Dans le gameplay oui, mais également dans l’esthétique globale du soft, de même que dans son ton ouvertement absurde et nonchalant. Citant des inspirations issues d’animés pour adultes des années 90 et du début des années 2000, Esposito a aussi figuré parmi le collectif Arcanes Kids, dont une des philosophies étaient de cacher des secrets dans le gameplay, et de de créer des jeux qu’ils auraient souhaité voir sur Dreamcast. Des précisions qui peuvent expliquer certains partis pris dans Neon White, notamment visuels.
Condition de test : Jeu testé sur PC via Steam. Nous avons passé environ 30 heures sur le soft, de quoi voir le bout et débloquer les dialogues et quêtes optionnelles. Nous avons également fait en sorte d’obtenir au minimum l’or dans chaque mission.
Sommaire
ToggleThe Neon Demon
Si vous ne savez pas où vous mettez les pieds, c’est normal. Vous pensez sans doute qu’il n’y aura qu’à enchaîner les niveaux et défourailler à tout va. Et bien non, Neon White n’est pas un Fast-FPS comme les autres et propose une narration efficace, avec un vrai lore. Il y a bien plus que de simples lignes écrites sur un coin de table. Une idée d’Esposito qui souhaitait apporter cela à un genre vidéoludique qui s’en passe bien trop souvent. Une occasion de maîtriser le rythme de l’aventure et donner intérêt et consistance à l’univers créé. Bien entendu, il est tout à fait viable de faire abstraction du scénario et profiter pleinement du gameplay, mais ce serait rater une part intéressante du soft. Laissée au soin de Ryann Shannon, l’histoire nous met dans la peau de White, un assassin nonchalant et amnésique récemment mort. En effet, vous êtes repêché de l’Enfer afin de nettoyer le Paradis de démons qui pullulent. Pour ce faire, vous êtes mis en concurrence avec d’autres repêchés, que l’on appelle « Neon ».

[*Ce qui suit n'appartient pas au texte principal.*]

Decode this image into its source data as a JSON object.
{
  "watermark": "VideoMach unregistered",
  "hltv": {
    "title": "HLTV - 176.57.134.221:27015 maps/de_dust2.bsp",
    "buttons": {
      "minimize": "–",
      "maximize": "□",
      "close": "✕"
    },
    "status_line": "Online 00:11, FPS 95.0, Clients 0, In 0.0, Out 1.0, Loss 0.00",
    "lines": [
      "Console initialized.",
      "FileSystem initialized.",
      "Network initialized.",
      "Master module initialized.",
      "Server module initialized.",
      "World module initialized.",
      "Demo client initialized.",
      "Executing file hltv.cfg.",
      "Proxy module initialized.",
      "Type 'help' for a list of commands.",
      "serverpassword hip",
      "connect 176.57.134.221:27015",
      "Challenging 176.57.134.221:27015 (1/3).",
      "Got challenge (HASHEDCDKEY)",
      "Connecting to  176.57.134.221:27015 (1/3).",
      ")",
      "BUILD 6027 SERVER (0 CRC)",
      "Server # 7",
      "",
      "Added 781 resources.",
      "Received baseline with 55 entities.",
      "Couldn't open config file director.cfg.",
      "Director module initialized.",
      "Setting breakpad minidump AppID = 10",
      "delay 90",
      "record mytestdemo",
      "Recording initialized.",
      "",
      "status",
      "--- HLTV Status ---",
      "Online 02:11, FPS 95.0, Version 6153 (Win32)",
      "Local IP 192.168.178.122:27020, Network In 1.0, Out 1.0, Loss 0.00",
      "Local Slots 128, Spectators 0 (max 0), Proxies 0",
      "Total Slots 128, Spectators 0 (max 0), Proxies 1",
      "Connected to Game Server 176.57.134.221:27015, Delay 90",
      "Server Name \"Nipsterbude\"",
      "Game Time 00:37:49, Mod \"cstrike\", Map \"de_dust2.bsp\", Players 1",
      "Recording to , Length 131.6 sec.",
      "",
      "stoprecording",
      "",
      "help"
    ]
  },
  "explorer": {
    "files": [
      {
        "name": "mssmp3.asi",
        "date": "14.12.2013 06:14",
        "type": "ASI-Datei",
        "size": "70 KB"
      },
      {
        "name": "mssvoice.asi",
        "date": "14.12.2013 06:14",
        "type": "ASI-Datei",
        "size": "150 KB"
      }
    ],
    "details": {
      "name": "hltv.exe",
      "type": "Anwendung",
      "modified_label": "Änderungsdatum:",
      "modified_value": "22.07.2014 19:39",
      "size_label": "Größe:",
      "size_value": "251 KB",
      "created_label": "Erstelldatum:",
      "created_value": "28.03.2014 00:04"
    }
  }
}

Aussi perdu dans ce monde que peut l’être White, vous apprendrez au fur et à mesure de l’histoire ce qui se joue dans l’ombre, car il se trame des trucs louches au Paradis. Mais vous allez aussi en apprendre sur le passé de vos personnages et des autres individus importants dans l’intrigue. Beaucoup de questions se posent, et il est plaisant de se laisser voguer au gré des divers dialogues qui viendront ponctuer l’aventure. D’ailleurs, l’ensemble des PNJs sont réussis. Chacun possède une personnalité bien marquée, ils sont attachants tout autant que loufoques. Ils se démarquent tous des autres. Si cela passe évidemment par les dialogues qui mettent en lumière des façons de penser et des réflexions le plus souvent alambiquées, le doublages quasi intégral n’y est pas pour rien.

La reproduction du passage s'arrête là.